How HR Teams Can Automate Diploma Verification with a PDF Checking API
Code examples verified against the API as of March 2026. If the API has changed since then, check the changelog.
Credential fraud is no longer a fringe concern for hiring teams. Gartner projects that by 2028, one in four candidate profiles will contain fabricated or AI-generated information. ADP Research found that one in eight resumes contains falsified information — and that number has been climbing steadily as AI-assisted document forgery becomes accessible to anyone with a laptop.
For HR Directors, Talent Acquisition Managers, and People Ops Leads, this creates a concrete operational problem: how do you reliably screen diploma authenticity at scale without paying $20–$150 per document for full background check services on every applicant in your pipeline?
This article explains how PDF metadata analysis works, what it reveals about diploma authenticity, and how to integrate a diploma verification API into your ATS workflow in an afternoon.
The Scale of the Problem
The global fake diploma industry is estimated at $21 billion annually. That figure reflects everything from diploma mills issuing credentials for non-existent degrees to individuals purchasing edited PDFs of real university templates and presenting them as their own.
Checkr reports that 23% of companies have discovered identity fraud among new hires. The damage typically extends well beyond the initial hiring decision:
- Recruiting costs: sourcing, interviews, offer letters, onboarding
- Training investment: weeks or months of role-specific training
- Productivity loss: work assigned to someone unqualified to perform it
- Legal exposure: depending on the role, negligent hiring claims
The average cost of a bad hire exceeds $50,000 when you account for all of these factors. For regulated industries — healthcare, finance, law, engineering — the regulatory and liability exposure can be substantially higher.
The core challenge is not that fraud has become more common. It is that it has become harder to detect visually.
Why Visual Inspection No Longer Works
A decade ago, fake diplomas were often low-quality printouts with obvious formatting problems: wrong fonts, blurry seals, misaligned text. A trained HR coordinator could frequently spot them on inspection.
That era is over.
Modern PDF editing tools — Adobe Acrobat, Canva, LibreOffice, Affinity Publisher — allow anyone to open a PDF template, replace names and dates with pixel-perfect precision, match fonts exactly, and export a document that is visually indistinguishable from the original. AI-assisted design tools have made this even faster. A convincing fake diploma for any major university can now be produced in under 30 minutes by someone with no technical background.
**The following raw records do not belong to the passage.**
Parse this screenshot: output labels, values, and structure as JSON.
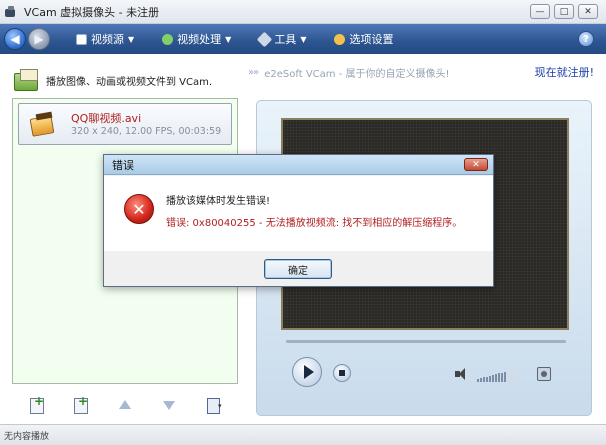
{
  "window": {
    "title": "VCam 虚拟摄像头 - 未注册",
    "minimize": "—",
    "maximize": "□",
    "close": "✕"
  },
  "toolbar": {
    "menus": [
      {
        "label": "视频源",
        "icon": "video-source-icon",
        "color": "#ffffff"
      },
      {
        "label": "视频处理",
        "icon": "video-process-icon",
        "color": "#7fd06a"
      },
      {
        "label": "工具",
        "icon": "tools-icon",
        "color": "#cfd8e6"
      },
      {
        "label": "选项设置",
        "icon": "settings-icon",
        "color": "#f2c14e"
      }
    ],
    "help": "?"
  },
  "left": {
    "header": "播放图像、动画或视频文件到 VCam.",
    "file": {
      "name": "QQ聊视频.avi",
      "meta": "320 x 240, 12.00 FPS, 00:03:59"
    }
  },
  "right": {
    "banner": "e2eSoft VCam - 属于你的自定义摄像头!",
    "register_link": "现在就注册!",
    "volume_level": 0.7
  },
  "status": {
    "text": "无内容播放"
  },
  "dialog": {
    "title": "错误",
    "close": "✕",
    "message": "播放该媒体时发生错误!",
    "detail": "错误: 0x80040255 - 无法播放视频流: 找不到相应的解压缩程序。",
    "ok_label": "确定"
  }
}
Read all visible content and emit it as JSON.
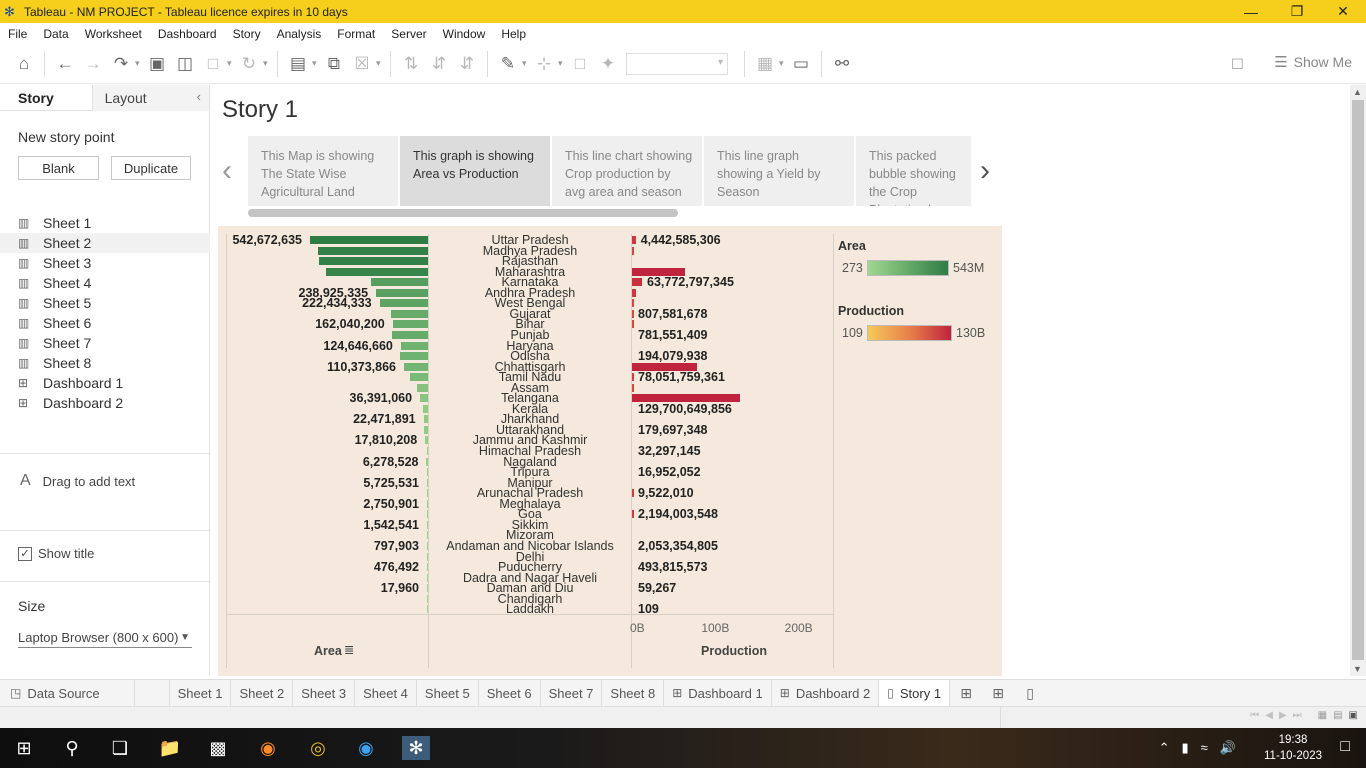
{
  "titlebar": {
    "title": "Tableau - NM PROJECT - Tableau licence expires in 10 days"
  },
  "menu": [
    "File",
    "Data",
    "Worksheet",
    "Dashboard",
    "Story",
    "Analysis",
    "Format",
    "Server",
    "Window",
    "Help"
  ],
  "toolbar": {
    "show_me": "Show Me"
  },
  "left_panel": {
    "tabs": [
      "Story",
      "Layout"
    ],
    "new_story_point": "New story point",
    "blank": "Blank",
    "duplicate": "Duplicate",
    "items": [
      {
        "label": "Sheet 1",
        "type": "sheet"
      },
      {
        "label": "Sheet 2",
        "type": "sheet"
      },
      {
        "label": "Sheet 3",
        "type": "sheet"
      },
      {
        "label": "Sheet 4",
        "type": "sheet"
      },
      {
        "label": "Sheet 5",
        "type": "sheet"
      },
      {
        "label": "Sheet 6",
        "type": "sheet"
      },
      {
        "label": "Sheet 7",
        "type": "sheet"
      },
      {
        "label": "Sheet 8",
        "type": "sheet"
      },
      {
        "label": "Dashboard 1",
        "type": "dashboard"
      },
      {
        "label": "Dashboard 2",
        "type": "dashboard"
      }
    ],
    "drag_text": "Drag to add text",
    "show_title": "Show title",
    "size_heading": "Size",
    "size_value": "Laptop Browser (800 x 600)"
  },
  "story": {
    "title": "Story 1",
    "points": [
      "This Map is showing The State Wise Agricultural Land",
      "This graph is showing Area vs Production",
      "This line chart showing Crop production by avg area and season",
      "This line graph showing a Yield by Season",
      "This packed bubble showing the  Crop Plantation by Area"
    ],
    "active_point": 1
  },
  "chart_data": {
    "type": "bar",
    "categories": [
      "Uttar Pradesh",
      "Madhya Pradesh",
      "Rajasthan",
      "Maharashtra",
      "Karnataka",
      "Andhra Pradesh",
      "West Bengal",
      "Gujarat",
      "Bihar",
      "Punjab",
      "Haryana",
      "Odisha",
      "Chhattisgarh",
      "Tamil Nadu",
      "Assam",
      "Telangana",
      "Kerala",
      "Jharkhand",
      "Uttarakhand",
      "Jammu and Kashmir",
      "Himachal Pradesh",
      "Nagaland",
      "Tripura",
      "Manipur",
      "Arunachal Pradesh",
      "Meghalaya",
      "Goa",
      "Sikkim",
      "Mizoram",
      "Andaman and Nicobar Islands",
      "Delhi",
      "Puducherry",
      "Dadra and Nagar Haveli",
      "Daman and Diu",
      "Chandigarh",
      "Laddakh"
    ],
    "series": [
      {
        "name": "Area",
        "values": [
          542672635,
          505000000,
          500000000,
          470000000,
          262000000,
          238925335,
          222434333,
          170000000,
          162040200,
          167000000,
          124646660,
          130000000,
          110373866,
          85000000,
          50000000,
          36391060,
          22471891,
          20000000,
          17810208,
          13000000,
          6278528,
          7000000,
          5725531,
          3500000,
          2750901,
          2500000,
          1542541,
          1200000,
          797903,
          600000,
          476492,
          350000,
          17960,
          150000,
          100000,
          273
        ]
      },
      {
        "name": "Production",
        "values": [
          4442585306,
          1000000000,
          500000000,
          63772797345,
          12000000000,
          4500000000,
          807581678,
          600000000,
          781551409,
          500000000,
          194079938,
          300000000,
          78051759361,
          1500000000,
          800000000,
          129700649856,
          179697348,
          100000000,
          32297145,
          50000000,
          16952052,
          20000000,
          9522010,
          15000000,
          2194003548,
          10000000,
          2053354805,
          5000000,
          493815573,
          4000000,
          59267,
          3000000,
          109,
          100000,
          50000,
          109
        ]
      }
    ],
    "area_labels": [
      {
        "row": 0,
        "text": "542,672,635"
      },
      {
        "row": 5,
        "text": "238,925,335"
      },
      {
        "row": 6,
        "text": "222,434,333"
      },
      {
        "row": 8,
        "text": "162,040,200"
      },
      {
        "row": 10,
        "text": "124,646,660"
      },
      {
        "row": 12,
        "text": "110,373,866"
      },
      {
        "row": 15,
        "text": "36,391,060"
      },
      {
        "row": 17,
        "text": "22,471,891"
      },
      {
        "row": 19,
        "text": "17,810,208"
      },
      {
        "row": 21,
        "text": "6,278,528"
      },
      {
        "row": 23,
        "text": "5,725,531"
      },
      {
        "row": 25,
        "text": "2,750,901"
      },
      {
        "row": 27,
        "text": "1,542,541"
      },
      {
        "row": 29,
        "text": "797,903"
      },
      {
        "row": 31,
        "text": "476,492"
      },
      {
        "row": 33,
        "text": "17,960"
      }
    ],
    "production_labels": [
      {
        "row": 0,
        "text": "4,442,585,306"
      },
      {
        "row": 4,
        "text": "63,772,797,345"
      },
      {
        "row": 7,
        "text": "807,581,678"
      },
      {
        "row": 9,
        "text": "781,551,409"
      },
      {
        "row": 11,
        "text": "194,079,938"
      },
      {
        "row": 13,
        "text": "78,051,759,361"
      },
      {
        "row": 16,
        "text": "129,700,649,856"
      },
      {
        "row": 18,
        "text": "179,697,348"
      },
      {
        "row": 20,
        "text": "32,297,145"
      },
      {
        "row": 22,
        "text": "16,952,052"
      },
      {
        "row": 24,
        "text": "9,522,010"
      },
      {
        "row": 26,
        "text": "2,194,003,548"
      },
      {
        "row": 29,
        "text": "2,053,354,805"
      },
      {
        "row": 31,
        "text": "493,815,573"
      },
      {
        "row": 33,
        "text": "59,267"
      },
      {
        "row": 35,
        "text": "109"
      }
    ],
    "production_ticks": [
      "0B",
      "100B",
      "200B"
    ],
    "production_xlim": [
      0,
      240000000000
    ],
    "xlabel_area": "Area",
    "xlabel_production": "Production",
    "legend_area": {
      "title": "Area",
      "min": "273",
      "max": "543M",
      "colors": [
        "#9fd88f",
        "#2e7d45"
      ]
    },
    "legend_production": {
      "title": "Production",
      "min": "109",
      "max": "130B",
      "colors": [
        "#f6c95a",
        "#e8804a",
        "#c0233e"
      ]
    }
  },
  "sheet_tabs": {
    "data_source": "Data Source",
    "tabs": [
      {
        "label": "Sheet 1",
        "type": "sheet"
      },
      {
        "label": "Sheet 2",
        "type": "sheet"
      },
      {
        "label": "Sheet 3",
        "type": "sheet"
      },
      {
        "label": "Sheet 4",
        "type": "sheet"
      },
      {
        "label": "Sheet 5",
        "type": "sheet"
      },
      {
        "label": "Sheet 6",
        "type": "sheet"
      },
      {
        "label": "Sheet 7",
        "type": "sheet"
      },
      {
        "label": "Sheet 8",
        "type": "sheet"
      },
      {
        "label": "Dashboard 1",
        "type": "dashboard"
      },
      {
        "label": "Dashboard 2",
        "type": "dashboard"
      },
      {
        "label": "Story 1",
        "type": "story"
      }
    ],
    "active": "Story 1"
  },
  "taskbar": {
    "time": "19:38",
    "date": "11-10-2023"
  }
}
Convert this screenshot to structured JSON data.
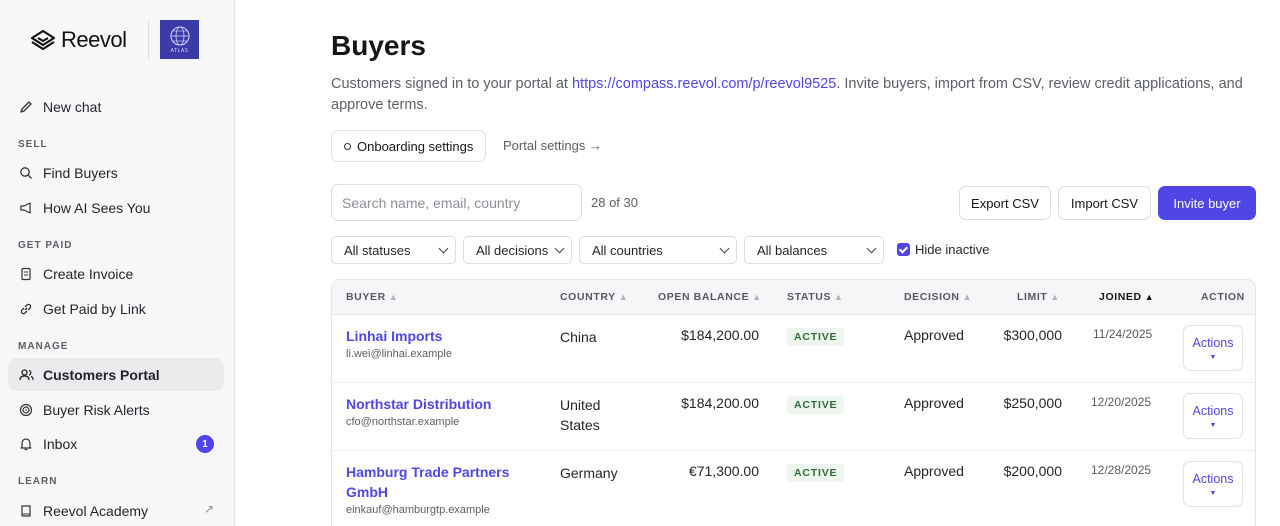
{
  "brand": {
    "name": "Reevol",
    "partner_text": "ATLAS"
  },
  "sidebar": {
    "new_chat": "New chat",
    "sections": {
      "sell": "SELL",
      "get_paid": "GET PAID",
      "manage": "MANAGE",
      "learn": "LEARN"
    },
    "items": {
      "find_buyers": "Find Buyers",
      "ai_sees": "How AI Sees You",
      "create_invoice": "Create Invoice",
      "paid_by_link": "Get Paid by Link",
      "customers_portal": "Customers Portal",
      "risk_alerts": "Buyer Risk Alerts",
      "inbox": "Inbox",
      "academy": "Reevol Academy"
    },
    "inbox_badge": "1",
    "active_item": "Customers Portal"
  },
  "page": {
    "title": "Buyers",
    "subtitle_pre": "Customers signed in to your portal at ",
    "subtitle_link": "https://compass.reevol.com/p/reevol9525",
    "subtitle_post": ". Invite buyers, import from CSV, review credit applications, and approve terms.",
    "onboarding_btn": "Onboarding settings",
    "portal_link": "Portal settings →"
  },
  "toolbar": {
    "search_placeholder": "Search name, email, country",
    "count": "28 of 30",
    "export": "Export CSV",
    "import": "Import CSV",
    "invite": "Invite buyer"
  },
  "filters": {
    "status": "All statuses",
    "decision": "All decisions",
    "country": "All countries",
    "balance": "All balances",
    "hide_inactive": "Hide inactive",
    "hide_inactive_checked": true
  },
  "table": {
    "headers": {
      "buyer": "BUYER",
      "country": "COUNTRY",
      "balance": "OPEN BALANCE",
      "status": "STATUS",
      "decision": "DECISION",
      "limit": "LIMIT",
      "joined": "JOINED",
      "action": "ACTION"
    },
    "sort_inactive": "▲",
    "sort_active": "▲",
    "rows": [
      {
        "name": "Linhai Imports",
        "email": "li.wei@linhai.example",
        "country": "China",
        "balance": "$184,200.00",
        "status": "ACTIVE",
        "decision": "Approved",
        "limit": "$300,000",
        "joined": "11/24/2025",
        "action": "Actions"
      },
      {
        "name": "Northstar Distribution",
        "email": "cfo@northstar.example",
        "country": "United States",
        "balance": "$184,200.00",
        "status": "ACTIVE",
        "decision": "Approved",
        "limit": "$250,000",
        "joined": "12/20/2025",
        "action": "Actions"
      },
      {
        "name": "Hamburg Trade Partners GmbH",
        "email": "einkauf@hamburgtp.example",
        "country": "Germany",
        "balance": "€71,300.00",
        "status": "ACTIVE",
        "decision": "Approved",
        "limit": "$200,000",
        "joined": "12/28/2025",
        "action": "Actions"
      }
    ],
    "action_caret": "▼"
  },
  "colors": {
    "accent": "#4f46e5",
    "status_bg": "#eef5ee",
    "status_fg": "#2f6b3a"
  }
}
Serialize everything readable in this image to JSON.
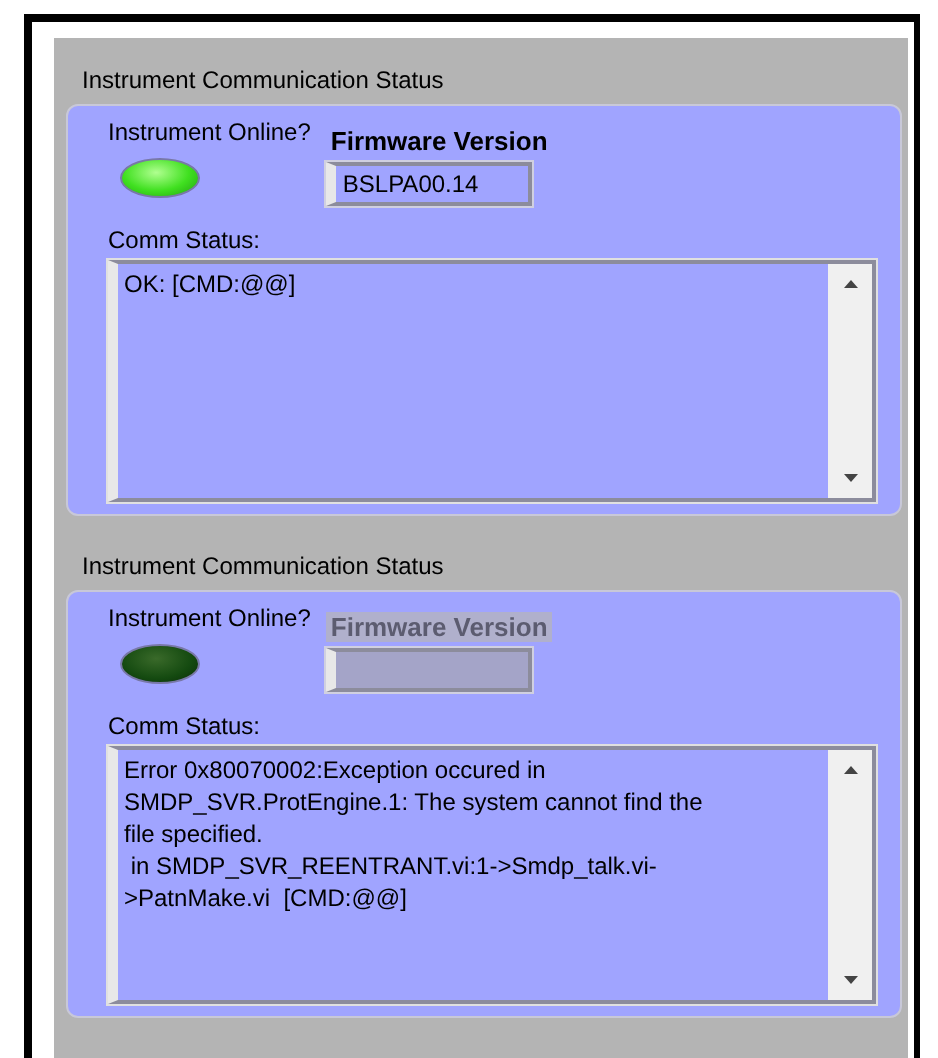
{
  "panels": [
    {
      "title": "Instrument Communication Status",
      "online_label": "Instrument Online?",
      "online": true,
      "firmware": {
        "label": "Firmware Version",
        "value": "BSLPA00.14",
        "disabled": false
      },
      "comm_label": "Comm Status:",
      "comm_value": "OK: [CMD:@@]"
    },
    {
      "title": "Instrument Communication Status",
      "online_label": "Instrument Online?",
      "online": false,
      "firmware": {
        "label": "Firmware Version",
        "disabled": true
      },
      "comm_label": "Comm Status:",
      "comm_value": "Error 0x80070002:Exception occured in SMDP_SVR.ProtEngine.1: The system cannot find the file specified.\n in SMDP_SVR_REENTRANT.vi:1->Smdp_talk.vi->PatnMake.vi  [CMD:@@]"
    }
  ]
}
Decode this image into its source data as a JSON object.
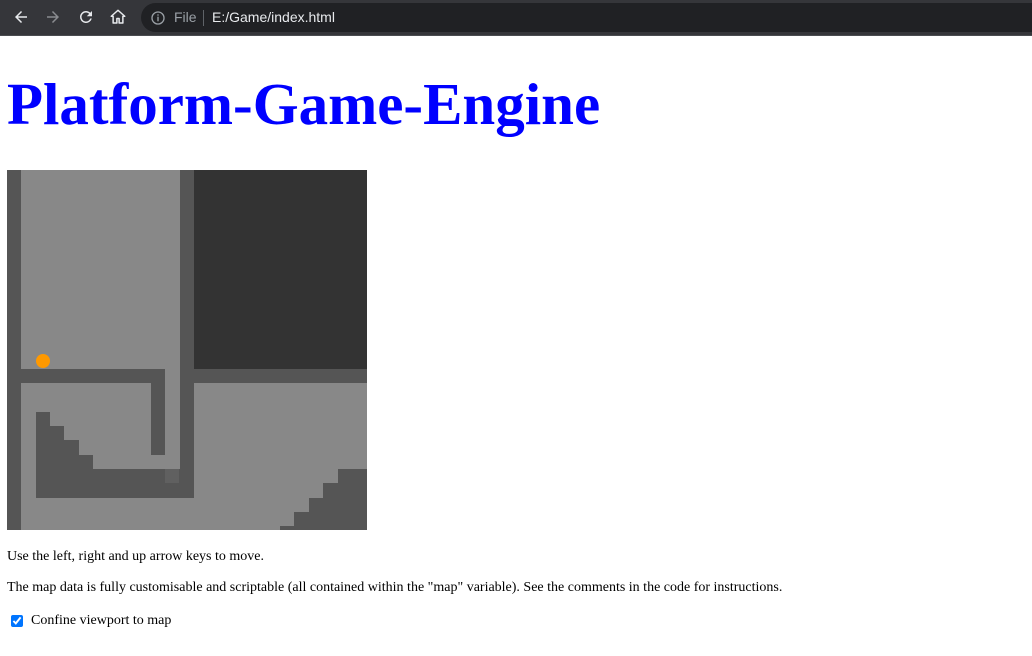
{
  "browser": {
    "file_label": "File",
    "url": "E:/Game/index.html",
    "icons": [
      "back-arrow-icon",
      "forward-arrow-icon",
      "reload-icon",
      "home-icon",
      "info-icon"
    ]
  },
  "page": {
    "title": "Platform-Game-Engine",
    "title_color": "#0000ff",
    "instructions": "Use the left, right and up arrow keys to move.",
    "map_note": "The map data is fully customisable and scriptable (all contained within the \"map\" variable). See the comments in the code for instructions.",
    "confine_label": "Confine viewport to map",
    "confine_checked": true
  },
  "game": {
    "colors": {
      "background": "#888888",
      "wall": "#555555",
      "dark_area": "#333333",
      "player": "#ff9900"
    },
    "player": {
      "shape": "circle"
    }
  }
}
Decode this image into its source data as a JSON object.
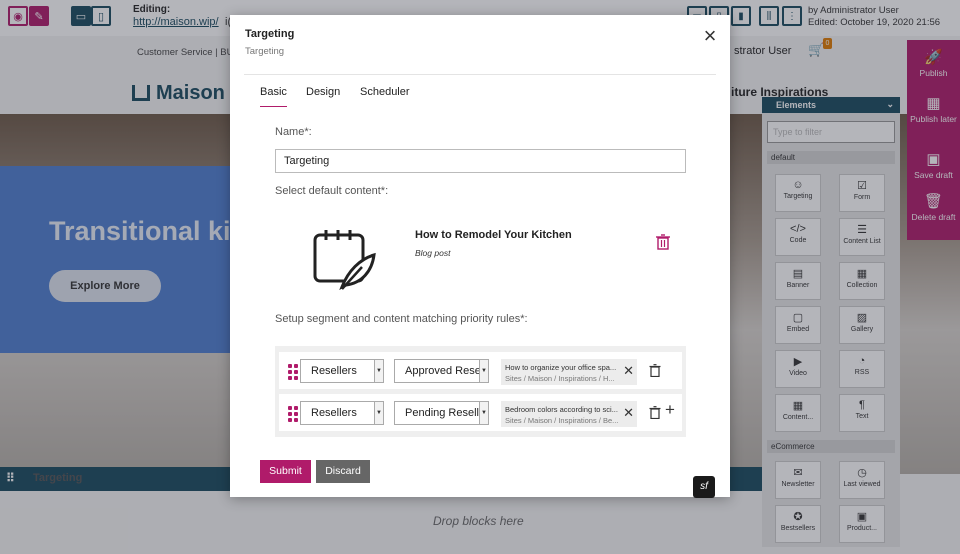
{
  "editor": {
    "editing_label": "Editing:",
    "url": "http://maison.wip/",
    "url_suffix": "i(",
    "author_line": "by Administrator User",
    "edited_line": "Edited: October 19, 2020 21:56"
  },
  "site": {
    "nav_left": "Customer Service  |  BU",
    "nav_right": "strator User",
    "logo": "Maison",
    "menu_right": "iture    Inspirations",
    "hero_title": "Transitional kit",
    "hero_button": "Explore More",
    "block_bar": "Targeting",
    "drop_text": "Drop blocks here"
  },
  "publish_panel": {
    "publish": "Publish",
    "publish_later": "Publish later",
    "save_draft": "Save draft",
    "delete_draft": "Delete draft"
  },
  "elements_panel": {
    "title": "Elements",
    "search_placeholder": "Type to filter",
    "cat_default": "default",
    "cat_ecommerce": "eCommerce",
    "tiles": [
      "Targeting",
      "Form",
      "Code",
      "Content List",
      "Banner",
      "Collection",
      "Embed",
      "Gallery",
      "Video",
      "RSS",
      "Content...",
      "Text"
    ],
    "ecom_tiles": [
      "Newsletter",
      "Last viewed",
      "Bestsellers",
      "Product..."
    ]
  },
  "modal": {
    "title": "Targeting",
    "subtitle": "Targeting",
    "tabs": [
      "Basic",
      "Design",
      "Scheduler"
    ],
    "name_label": "Name*:",
    "name_value": "Targeting",
    "default_label": "Select default content*:",
    "content_title": "How to Remodel Your Kitchen",
    "content_type": "Blog post",
    "rules_label": "Setup segment and content matching priority rules*:",
    "rules": [
      {
        "segment": "Resellers",
        "priority": "Approved Resel",
        "content_title": "How to organize your office spa...",
        "content_path": "Sites / Maison / Inspirations / H..."
      },
      {
        "segment": "Resellers",
        "priority": "Pending Reselle",
        "content_title": "Bedroom colors according to sci...",
        "content_path": "Sites / Maison / Inspirations / Be..."
      }
    ],
    "submit": "Submit",
    "discard": "Discard",
    "badge": "sf"
  },
  "colors": {
    "accent": "#b01b6a",
    "dark_teal": "#1a4a5f"
  }
}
What visual inspection cannot see is the file’s structural metadata: the information embedded in the PDF itself about how, when, and with what software it was created.
This is where automated verification has a decisive advantage.
What Diploma Metadata Actually Reveals
Every PDF contains metadata fields that record the document’s origin and history. For a legitimately issued university diploma, this metadata follows a consistent and recognizable pattern.
Authentic university diploma — typical metadata profile:
- Producer: institutional document management software (PeopleSoft, Ellucian Banner, Oracle HCM, or a custom registrar system)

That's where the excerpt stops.